On s'est juste embrassés d'Isabelle Pandazopoulos

On s'est juste embrassés
Isabelle Pandazopoulos
Gallimard Editions, Scripto

Ma note : 2/5 ♦ 160 pages ♦ 8,90€

Résumé éditeur :
Aïcha a quinze ans. Elle vit seule avec une mère fragile qui refuse de lui parler de ses origines, et surtout, de son père. Le silence et la solitude de sa mère l'étouffent. Mais heureusement, elle peut se réfugier chez son amie Sabrina qui vit au coeur de la cité d'en face. Jusqu'au soir où Aïcha embrasse Walid, le frère de Sabrina, qui se vante d'avoir obtenu d'elle bien plus qu'un baiser. Ce que tout le monde croit volontiers, à commencer par Sabrina qui l'insulte dans la cour du collège dans un quartier où on ne plaisante pas avec la « réputation » des filles. Comment faire face à une rumeur ? N'ayant que sa sincérité pour elle, blessée, exclue, Aïcha se met à sécher les cours, tente une fugue, part en vrille... Un roman bouleversant. Un auteur à découvrir. Un concentré d'émotion à savourer d'une traite!

Ma lecture :
Ce roman m'a beaucoup déçue. Ayant beaucoup aimé La Décision, qui m'avait fait ressentir tout un tas d'émotion de façon très juste, avec un point de vue choisi avec efficacité et justesse, je pensais adorer cette histoire. La preuve, j'ai craqué en le voyant en magasin, et l'ai acheté direct ! 

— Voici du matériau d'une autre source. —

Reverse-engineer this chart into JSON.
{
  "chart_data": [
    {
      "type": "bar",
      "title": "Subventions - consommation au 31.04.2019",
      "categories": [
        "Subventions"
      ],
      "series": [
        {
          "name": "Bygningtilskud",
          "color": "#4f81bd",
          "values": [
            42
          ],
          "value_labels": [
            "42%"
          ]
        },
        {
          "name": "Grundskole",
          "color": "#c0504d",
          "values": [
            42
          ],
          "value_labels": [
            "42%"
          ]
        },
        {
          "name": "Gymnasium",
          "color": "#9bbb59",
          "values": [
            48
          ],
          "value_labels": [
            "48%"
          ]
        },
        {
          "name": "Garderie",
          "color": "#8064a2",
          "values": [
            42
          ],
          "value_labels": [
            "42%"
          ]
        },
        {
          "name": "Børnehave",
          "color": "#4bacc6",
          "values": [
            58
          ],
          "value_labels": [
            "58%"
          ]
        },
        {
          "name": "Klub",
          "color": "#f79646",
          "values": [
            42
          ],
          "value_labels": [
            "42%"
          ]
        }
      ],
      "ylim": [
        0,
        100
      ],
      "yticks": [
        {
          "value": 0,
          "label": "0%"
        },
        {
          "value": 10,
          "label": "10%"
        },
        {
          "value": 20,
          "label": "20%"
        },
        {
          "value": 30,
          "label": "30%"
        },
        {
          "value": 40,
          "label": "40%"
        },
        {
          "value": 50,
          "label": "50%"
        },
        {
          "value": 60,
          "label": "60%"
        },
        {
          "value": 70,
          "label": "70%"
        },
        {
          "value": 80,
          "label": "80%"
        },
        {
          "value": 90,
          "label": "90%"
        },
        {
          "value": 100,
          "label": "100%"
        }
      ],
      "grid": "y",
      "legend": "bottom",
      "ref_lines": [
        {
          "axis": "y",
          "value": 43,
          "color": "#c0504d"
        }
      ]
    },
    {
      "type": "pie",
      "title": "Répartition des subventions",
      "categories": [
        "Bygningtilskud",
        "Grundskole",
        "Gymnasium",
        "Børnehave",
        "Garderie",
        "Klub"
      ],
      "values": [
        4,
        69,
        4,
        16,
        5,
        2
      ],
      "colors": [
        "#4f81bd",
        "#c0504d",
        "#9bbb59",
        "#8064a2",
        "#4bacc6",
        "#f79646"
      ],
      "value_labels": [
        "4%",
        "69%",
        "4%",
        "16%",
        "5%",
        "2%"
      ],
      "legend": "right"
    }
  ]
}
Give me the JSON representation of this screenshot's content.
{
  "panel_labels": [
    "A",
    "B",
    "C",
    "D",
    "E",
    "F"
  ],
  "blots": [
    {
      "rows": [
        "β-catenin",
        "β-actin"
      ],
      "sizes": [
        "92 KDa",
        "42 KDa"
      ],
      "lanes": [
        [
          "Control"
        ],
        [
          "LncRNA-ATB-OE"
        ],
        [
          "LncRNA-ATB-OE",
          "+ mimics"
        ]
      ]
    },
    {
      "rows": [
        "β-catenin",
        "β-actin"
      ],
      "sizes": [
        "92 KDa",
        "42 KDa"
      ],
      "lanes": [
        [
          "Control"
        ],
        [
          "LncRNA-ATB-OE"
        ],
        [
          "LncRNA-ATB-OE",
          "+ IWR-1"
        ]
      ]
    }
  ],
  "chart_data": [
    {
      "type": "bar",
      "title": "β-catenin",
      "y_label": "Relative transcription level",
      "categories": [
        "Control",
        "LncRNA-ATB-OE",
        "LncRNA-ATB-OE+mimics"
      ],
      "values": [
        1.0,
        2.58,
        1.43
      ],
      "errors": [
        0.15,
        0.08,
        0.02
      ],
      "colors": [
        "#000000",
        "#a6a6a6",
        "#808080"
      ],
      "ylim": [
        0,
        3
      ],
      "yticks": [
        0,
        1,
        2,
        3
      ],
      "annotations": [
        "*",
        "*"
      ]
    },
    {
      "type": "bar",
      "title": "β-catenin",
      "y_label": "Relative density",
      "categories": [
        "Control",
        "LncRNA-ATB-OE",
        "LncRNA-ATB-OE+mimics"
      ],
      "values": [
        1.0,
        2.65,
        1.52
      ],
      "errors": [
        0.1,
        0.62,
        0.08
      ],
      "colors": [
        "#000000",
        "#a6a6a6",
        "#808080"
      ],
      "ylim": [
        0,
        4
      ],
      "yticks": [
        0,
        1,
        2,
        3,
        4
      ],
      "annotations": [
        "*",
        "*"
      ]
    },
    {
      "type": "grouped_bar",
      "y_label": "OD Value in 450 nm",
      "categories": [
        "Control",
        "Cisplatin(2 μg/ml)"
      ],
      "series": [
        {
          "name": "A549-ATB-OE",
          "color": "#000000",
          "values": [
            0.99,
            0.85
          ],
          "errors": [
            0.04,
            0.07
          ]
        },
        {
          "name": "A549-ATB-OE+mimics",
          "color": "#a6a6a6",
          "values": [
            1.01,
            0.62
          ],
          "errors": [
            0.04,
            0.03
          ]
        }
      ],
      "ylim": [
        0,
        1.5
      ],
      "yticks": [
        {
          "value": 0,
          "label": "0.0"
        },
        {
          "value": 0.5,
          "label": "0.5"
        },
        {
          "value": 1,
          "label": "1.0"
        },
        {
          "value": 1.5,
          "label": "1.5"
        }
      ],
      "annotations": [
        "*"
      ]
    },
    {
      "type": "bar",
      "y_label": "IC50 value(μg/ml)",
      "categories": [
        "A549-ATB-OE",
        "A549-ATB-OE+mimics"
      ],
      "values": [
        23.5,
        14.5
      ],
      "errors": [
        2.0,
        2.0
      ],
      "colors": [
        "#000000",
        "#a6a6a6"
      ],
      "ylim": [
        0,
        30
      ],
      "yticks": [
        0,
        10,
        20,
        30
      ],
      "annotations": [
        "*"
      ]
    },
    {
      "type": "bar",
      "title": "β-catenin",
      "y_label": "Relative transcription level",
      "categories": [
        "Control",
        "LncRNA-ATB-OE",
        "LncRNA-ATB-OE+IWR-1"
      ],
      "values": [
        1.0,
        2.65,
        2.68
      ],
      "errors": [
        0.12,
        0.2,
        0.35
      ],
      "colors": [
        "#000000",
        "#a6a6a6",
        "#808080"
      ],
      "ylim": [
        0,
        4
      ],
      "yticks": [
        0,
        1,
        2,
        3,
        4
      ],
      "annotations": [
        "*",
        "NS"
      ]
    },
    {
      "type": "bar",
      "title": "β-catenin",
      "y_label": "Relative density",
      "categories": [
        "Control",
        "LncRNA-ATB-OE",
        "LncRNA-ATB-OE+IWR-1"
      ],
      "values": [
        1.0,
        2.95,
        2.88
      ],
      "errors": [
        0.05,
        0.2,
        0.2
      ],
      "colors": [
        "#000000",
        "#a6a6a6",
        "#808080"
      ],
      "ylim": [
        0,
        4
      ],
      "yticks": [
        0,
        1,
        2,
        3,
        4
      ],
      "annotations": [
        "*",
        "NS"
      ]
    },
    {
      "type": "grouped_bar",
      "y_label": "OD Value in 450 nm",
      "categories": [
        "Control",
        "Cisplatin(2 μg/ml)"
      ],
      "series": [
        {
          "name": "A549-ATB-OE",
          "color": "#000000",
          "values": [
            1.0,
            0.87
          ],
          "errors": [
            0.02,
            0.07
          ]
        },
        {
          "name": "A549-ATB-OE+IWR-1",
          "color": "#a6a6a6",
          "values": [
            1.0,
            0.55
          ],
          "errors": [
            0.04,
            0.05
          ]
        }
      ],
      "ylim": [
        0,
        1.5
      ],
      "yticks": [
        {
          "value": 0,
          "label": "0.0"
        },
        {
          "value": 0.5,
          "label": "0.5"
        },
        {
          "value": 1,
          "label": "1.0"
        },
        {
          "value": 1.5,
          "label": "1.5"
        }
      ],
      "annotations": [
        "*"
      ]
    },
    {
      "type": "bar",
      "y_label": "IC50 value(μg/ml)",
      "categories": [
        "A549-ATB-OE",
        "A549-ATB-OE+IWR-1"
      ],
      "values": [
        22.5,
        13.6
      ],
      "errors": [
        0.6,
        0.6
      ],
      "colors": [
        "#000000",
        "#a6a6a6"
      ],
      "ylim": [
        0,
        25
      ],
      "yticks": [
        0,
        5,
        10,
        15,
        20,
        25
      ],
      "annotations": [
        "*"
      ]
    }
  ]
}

Finalement, j'ai trouvé ce roman à la fois trop brouillon dans l'intrigue, et dans le schéma. Comme si il ne correspondait pas vraiment au résumé. On n'aborde à peine le harcèlement scolaire, et une partie seulement, finalement, parle de la vie "des quartiers"... L'histoire est partie ailleurs, totalement ! Elle est partie sur la famille d'Aïcha et tous les secrets autour de celle-ci. 
Contrairement à la Décision, où l'auteure a toujours suivi son thème (celui du déni de grossesse, et de l'avenir de Justine, son personnage principal), ici elle perd totalement le fil directeur, puisqu'on part de la vie d'Aïcha, pour partir sur des mystères, des histoires de famille... et s'éloigner du postulat de base : une rumeur qui ruine sa vie de lycéenne. Ainsi que le harcèlement scolaire qui en découlerait... ou pas. Puisqu'Aïcha s'enfuit bien vite et quitte l'école ! Mais, je n'en dirai pas plus sur son avenir, l'histoire... Sachez juste qu'elle va être perdue, dans sa vie, comme dans ses pompes et son identité. 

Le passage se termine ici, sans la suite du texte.